If the court determines that the state agency’s factual or legal determinations are flawed (or not supported by the evidence presented by the homeowner), then no such deference can be afforded to the agency’s disciplinary decision, and it is then appropriate for the court to modify or vacate the agency’s decision.


But the Mohave County court apparently did not want to require the homeowner to establish, explain, or justify the ROC’s disciplinary policy for licensed contractors. The Court left the ROC’s disciplinary policy as something for the contractor to challenge (as opposed to something that the homeowner is primarily responsible for addressing). As the Court stated: “If the contractor wishes to argue that the discipline prescribed by the agency was arbitrary or an abuse of discretion, then it is incumbent upon the contractor to make such a showing in the trial de novo.
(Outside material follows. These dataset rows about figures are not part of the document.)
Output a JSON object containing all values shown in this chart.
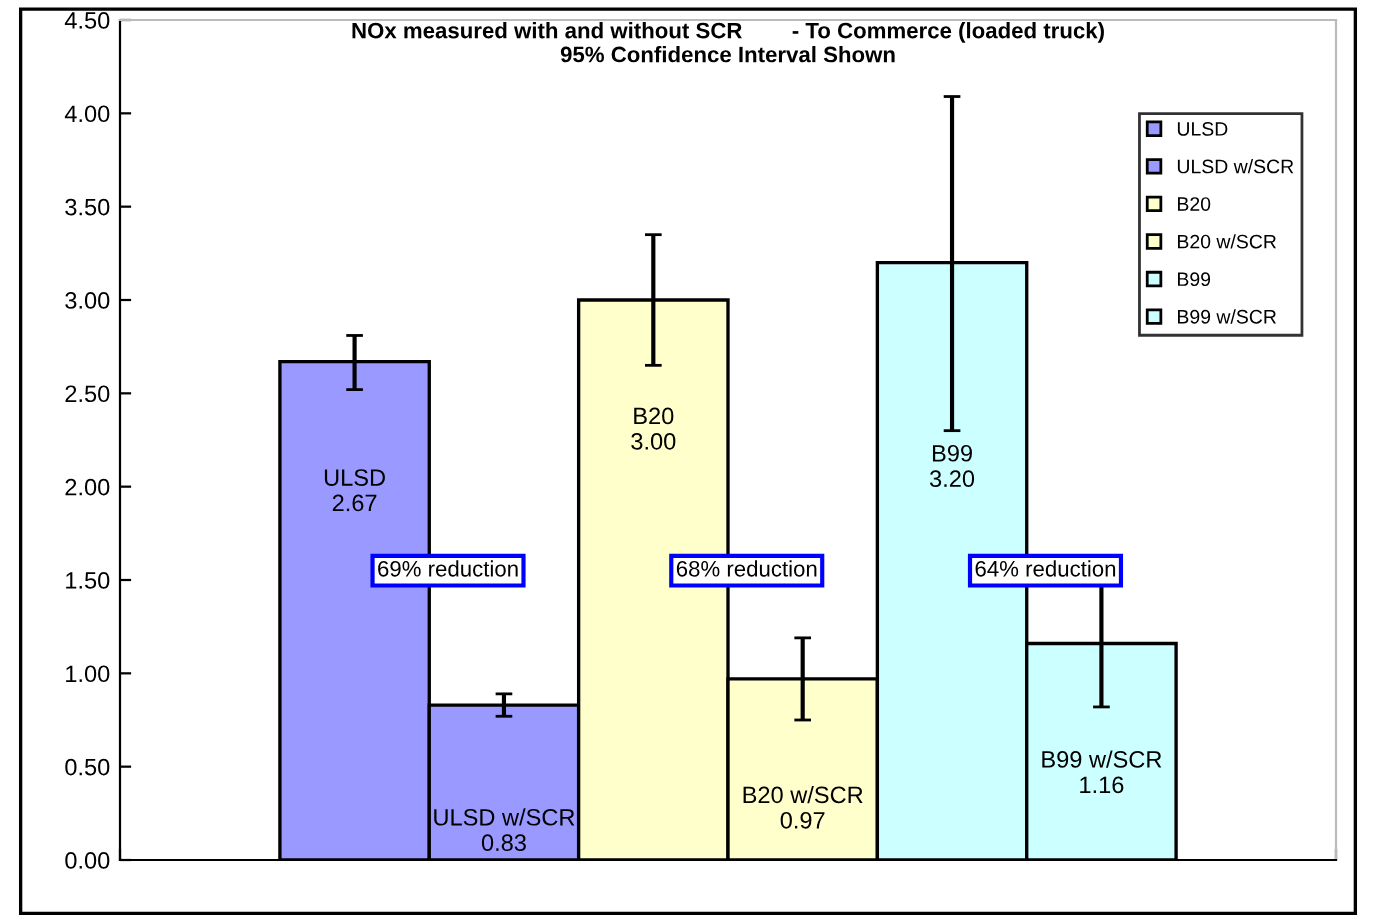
{
  "chart_data": {
    "type": "bar",
    "title": "NOx measured with and without SCR        - To Commerce (loaded truck)\n95% Confidence Interval Shown",
    "categories": [
      null
    ],
    "series": [
      {
        "name": "ULSD",
        "color": "#9999ff",
        "values": [
          2.67
        ],
        "value_labels": [
          "2.67"
        ],
        "errors": [
          [
            2.52,
            2.81
          ]
        ]
      },
      {
        "name": "ULSD w/SCR",
        "color": "#9999ff",
        "values": [
          0.83
        ],
        "value_labels": [
          "0.83"
        ],
        "errors": [
          [
            0.77,
            0.89
          ]
        ]
      },
      {
        "name": "B20",
        "color": "#ffffcc",
        "values": [
          3.0
        ],
        "value_labels": [
          "3.00"
        ],
        "errors": [
          [
            2.65,
            3.35
          ]
        ]
      },
      {
        "name": "B20 w/SCR",
        "color": "#ffffcc",
        "values": [
          0.97
        ],
        "value_labels": [
          "0.97"
        ],
        "errors": [
          [
            0.75,
            1.19
          ]
        ]
      },
      {
        "name": "B99",
        "color": "#ccffff",
        "values": [
          3.2
        ],
        "value_labels": [
          "3.20"
        ],
        "errors": [
          [
            2.3,
            4.09
          ]
        ]
      },
      {
        "name": "B99 w/SCR",
        "color": "#ccffff",
        "values": [
          1.16
        ],
        "value_labels": [
          "1.16"
        ],
        "errors": [
          [
            0.82,
            1.49
          ]
        ]
      }
    ],
    "annotations": [
      "69% reduction",
      "68% reduction",
      "64% reduction"
    ],
    "ylim": [
      0,
      4.5
    ],
    "yticks": [
      {
        "value": 0,
        "label": "0.00"
      },
      {
        "value": 0.5,
        "label": "0.50"
      },
      {
        "value": 1,
        "label": "1.00"
      },
      {
        "value": 1.5,
        "label": "1.50"
      },
      {
        "value": 2,
        "label": "2.00"
      },
      {
        "value": 2.5,
        "label": "2.50"
      },
      {
        "value": 3,
        "label": "3.00"
      },
      {
        "value": 3.5,
        "label": "3.50"
      },
      {
        "value": 4,
        "label": "4.00"
      },
      {
        "value": 4.5,
        "label": "4.50"
      }
    ],
    "legend": "top right",
    "grid": false
  }
}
This was disappointing, because the bottom line for an ROC complaint and hearing is what does or does not happen to the contractor’s license. Should that license be disciplined for one day or ten days? Should restitution be required as a condition of continued licensure? Those are important questions, and providing solid answers should be part of the homeowner’s burden of proof. Requiring the contractor to explain why the discipline is inappropriate appears to shift the burden back to the contractor, in way that does not make sense in a trial de novo in superior court.

 

Conclusion. Trial courts have been applying the revisions in A.R.S. § 12-910 for several years now, but we do not yet have guidance from the Arizona Court of Appeals about what exactly is or is not required or allowed in a trial de novo. Important differences in how Arizona’s trial courts are applying those revisions could lead – hopefully soon – to a helpful opinion from the Court of Appeals.

 

Until we have that opinion, anyone involved in a Registrar of Contractors case – at whatever stage that case happens to be – should be aware of the possibility of a trial de novo following the Registrar’s final administrative decision.

For anyone litigating such a case or considering such litigation, it would be prudent to consult with a knowledgeable attorney about the possibilities and risks associated with the trial de novo, so that the litigation strategy can be as informed and successful as possible.